Acho que a grande questão é a educação. Principalmente em grandes centros urbanos prevalece o espírito de competição, de individualismo, de falta de sociabilidade e senso de convívio social. Esse paradigma gera nas pessoas um sentimento de inferioridade e despotismo individualista, de se achar o correto em todas as situações, de se achar "o dono da verdade".
A maioria das pessoas que vivem nesse ambiente se sente explorado pelo patrão, pelo fornecedor, pelo cliente, pelo banco, pelo governo, pelos políticos e demais espécies de bandidos, pelos filhos, pela espôsa, pelo marido, pela ex-exposa, pelo ex-marido, em fim, sente-se explorado e espoliado por tudo e por todos. Fica frustrado e recalcado, prenhe de incontida revolta, etc.
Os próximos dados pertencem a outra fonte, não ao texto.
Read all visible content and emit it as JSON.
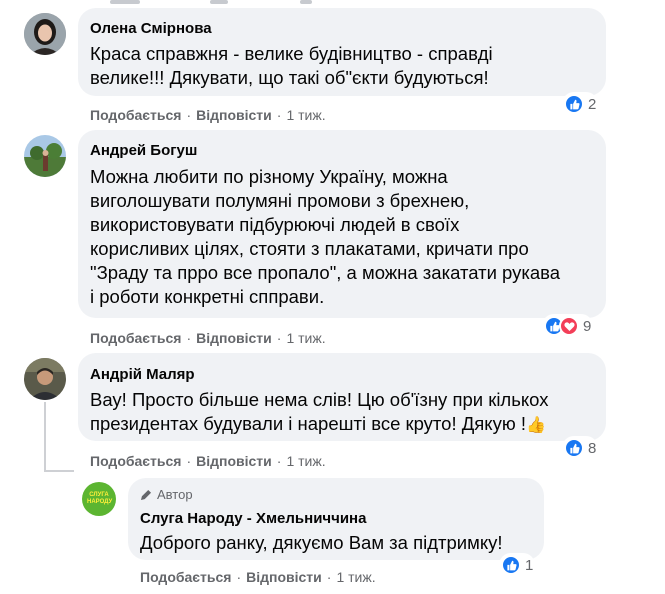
{
  "comments": [
    {
      "author": "Олена Смірнова",
      "lines": [
        "Краса справжня - велике будівництво - справді",
        "велике!!! Дякувати, що такі об\"єкти будуються!"
      ],
      "like_label": "Подобається",
      "reply_label": "Відповісти",
      "time": "1 тиж.",
      "reaction_count": "2",
      "reactions": [
        "like-icon"
      ]
    },
    {
      "author": "Андрей Богуш",
      "lines": [
        "Можна любити по різному Україну, можна",
        "виголошувати полумяні промови з брехнею,",
        "використовувати підбурюючі людей в своїх",
        "корисливих цілях, стояти з плакатами, кричати про",
        "\"Зраду та прро все пропало\", а можна закатати рукава",
        "і роботи конкретні спправи."
      ],
      "like_label": "Подобається",
      "reply_label": "Відповісти",
      "time": "1 тиж.",
      "reaction_count": "9",
      "reactions": [
        "like-icon",
        "love-icon"
      ]
    },
    {
      "author": "Андрій Маляр",
      "lines": [
        "Вау! Просто більше нема слів! Цю об'їзну при кількох",
        "президентах будували і нарешті все круто! Дякую !"
      ],
      "emoji": "👍",
      "like_label": "Подобається",
      "reply_label": "Відповісти",
      "time": "1 тиж.",
      "reaction_count": "8",
      "reactions": [
        "like-icon"
      ]
    }
  ],
  "reply": {
    "badge": "Автор",
    "author": "Слуга Народу - Хмельниччина",
    "avatar_text": "СЛУГА НАРОДУ",
    "text": "Доброго ранку, дякуємо Вам за підтримку!",
    "like_label": "Подобається",
    "reply_label": "Відповісти",
    "time": "1 тиж.",
    "reaction_count": "1",
    "reactions": [
      "like-icon"
    ]
  },
  "colors": {
    "bubble": "#f0f2f5",
    "like_blue": "#1877f2",
    "love_red": "#f33e58",
    "brand_green": "#5cb531",
    "meta_gray": "#65676b"
  }
}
Daí parte para a exacerbação da manifestação de suas neuras, frustrações e recalques, quer seja através do excesso de bebida, de drogas, de tabaco, agressividade "à flor da pele". Um dos instrumentos de pseudo-catarse dessas patologias é justamente o seu veículo, quer seja uma motocicleta, um automóvel, um ônibus, um caminhão, um patinete, um velocípede... Tende a se comportar de forma egoísta e egocêntrica, acreditando que ao menos no trânsito, o mundo deve atender suas reivindicações, aplacar suas angústias e frustrações, seu stress.
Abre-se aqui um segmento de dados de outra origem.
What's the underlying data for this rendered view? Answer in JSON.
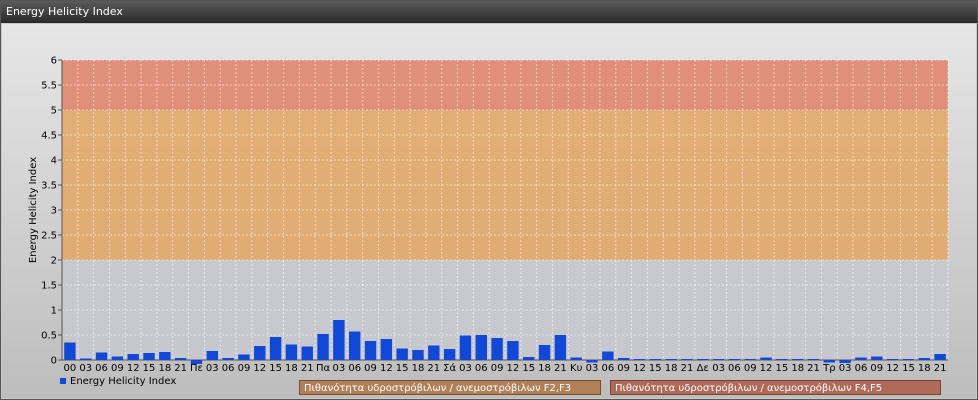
{
  "window": {
    "title": "Energy Helicity Index"
  },
  "chart_data": {
    "type": "bar",
    "ylabel": "Energy Helicity Index",
    "ylim": [
      0,
      6
    ],
    "yticks": [
      "0",
      "0.5",
      "1",
      "1.5",
      "2",
      "2.5",
      "3",
      "3.5",
      "4",
      "4.5",
      "5",
      "5.5",
      "6"
    ],
    "bands": [
      {
        "from": 0,
        "to": 2,
        "color": "#c6c9ce",
        "label": ""
      },
      {
        "from": 2,
        "to": 5,
        "color": "#e2a86a",
        "label": "Πιθανότητα υδροστρόβιλων / ανεμοστρόβιλων F2,F3"
      },
      {
        "from": 5,
        "to": 6,
        "color": "#e08670",
        "label": "Πιθανότητα υδροστρόβιλων / ανεμοστρόβιλων F4,F5"
      }
    ],
    "categories": [
      "00",
      "03",
      "06",
      "09",
      "12",
      "15",
      "18",
      "21",
      "Πε",
      "03",
      "06",
      "09",
      "12",
      "15",
      "18",
      "21",
      "Πα",
      "03",
      "06",
      "09",
      "12",
      "15",
      "18",
      "21",
      "Σά",
      "03",
      "06",
      "09",
      "12",
      "15",
      "18",
      "21",
      "Κυ",
      "03",
      "06",
      "09",
      "12",
      "15",
      "18",
      "21",
      "Δε",
      "03",
      "06",
      "09",
      "12",
      "15",
      "18",
      "21",
      "Τρ",
      "03",
      "06",
      "09",
      "12",
      "15",
      "18",
      "21"
    ],
    "series": [
      {
        "name": "Energy Helicity Index",
        "color": "#1048d8",
        "values": [
          0.35,
          0.03,
          0.15,
          0.07,
          0.12,
          0.14,
          0.16,
          0.04,
          -0.08,
          0.18,
          0.04,
          0.11,
          0.28,
          0.46,
          0.31,
          0.27,
          0.52,
          0.8,
          0.57,
          0.38,
          0.42,
          0.23,
          0.2,
          0.29,
          0.22,
          0.49,
          0.5,
          0.44,
          0.38,
          0.06,
          0.3,
          0.5,
          0.05,
          -0.05,
          0.17,
          0.04,
          0.02,
          0.02,
          0.02,
          0.02,
          0.02,
          0.02,
          0.02,
          0.02,
          0.05,
          0.02,
          0.02,
          0.02,
          -0.05,
          -0.06,
          0.05,
          0.07,
          0.02,
          0.02,
          0.04,
          0.12
        ]
      }
    ]
  }
}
Quando conduzindo veículo automotor, sente-se numa espécie de castelo, de território onde ele é senhor totalitário e tudo fica ao seu comando, subjugado ao seu bel prazer. Usa o veículo como instrumento de agressão contra aqueles a quem ele culpa por sua infelicidade e infortúnio, pela opressão que sente, pela sua sensação de ser um cativo, um escravo, um miserável e coitado.
Ao menos ali, no trânsito, ele quer ser o primeiro, o líder, o "alfa", quer ficar na "pole-position" nos sinais de trânsito fechados e ser o primeiro a arrancar na frente, duelar com todos os seus recursos para que ninguém o ultrapasse, pois isso, para ele, tem a conotação de "ser passado para trás", de ser enganado, de ser espoliado, de ser superado.
Então fecha cruzamentos, fala ao celular enquanto dirige (mesmo sabendo que, antes de ser proibido pelo código de trânsito, isso é perigoso, mas ele acredita piamente que ele pode infringir essa regra, que ele tem real necessidade de falar ao celular naquele momento, que ele, dentro de seu carro, seu território, pode tudo), fecha a passagem de outros veículos atrás ou ao lado do seu, buzina tresloucada e histericamente, chinga, grita, muda de faixa sem se importar com os demais veículos na via (afinal as ruas e estradas são "sua propriedade") e quer que os outros que se submetam aos seus caprichos, suas imposições.
É incapaz de olhar uma motocicleta passando por ele enquanto o engarrafamento o retém. Fica revoltado, frustrado e recalcado, sente mais uma vez espoliado vendo aquele motoqueiro (latu-sensu, por favor, sem questionamentos semânticos quanto às diferenças entre motoqueiros e motociclistas) ultrapassando-o e que vai chegar primeiro que ele ao seu destino (mesmo que debaixo de um calor infernal ou de uma chuva torrencial).
Os motoqueiros, por sua vez, um pouco menos frustrados e menos acometidos das mazelas e opressões da sociedade, também se julgam senhores, guerreiros, ases da pilotagem e que todo o trânsito à sua frente deve ter aquele espaço que ele chama de "corredor" (nome bem sugestivo) para ele passar com a sua moto, seu bólido ágil e veloz. Sente-se um ser especial por deixar para trás, preso no engarrafamento, os motoristas dos "quadrúpedes", crê piamente que esta vantagem lhe confere uma aura especial, uma distinção.
Penso que seria muito mais fácil e recompensante, se pudéssemos todos guiar no trânsito com segurança, sem estar sob o efeito de neuras, recalques, frustrações, agressividades, revanchismos e outros sentimentos negativos que só fazem aumentar o stress, os níveis de adrenalina na corrente saguínea ( adrenalina é, cientificamente comprovado, um verdadeiro veneno para os vasos sanguíneos, sistema cárdio-circulatório, sistema nervoso, digestivo, imunológico, em fim, para todo o corpo humano, já que a adrenalina é um "recurso extremo" que a evolução dotou o ser humano com objetivo de auto-preservação) e tráz mais recalques.
Aliás, essa ervinha que comprei tá show de bola. Alguém tá servido aí?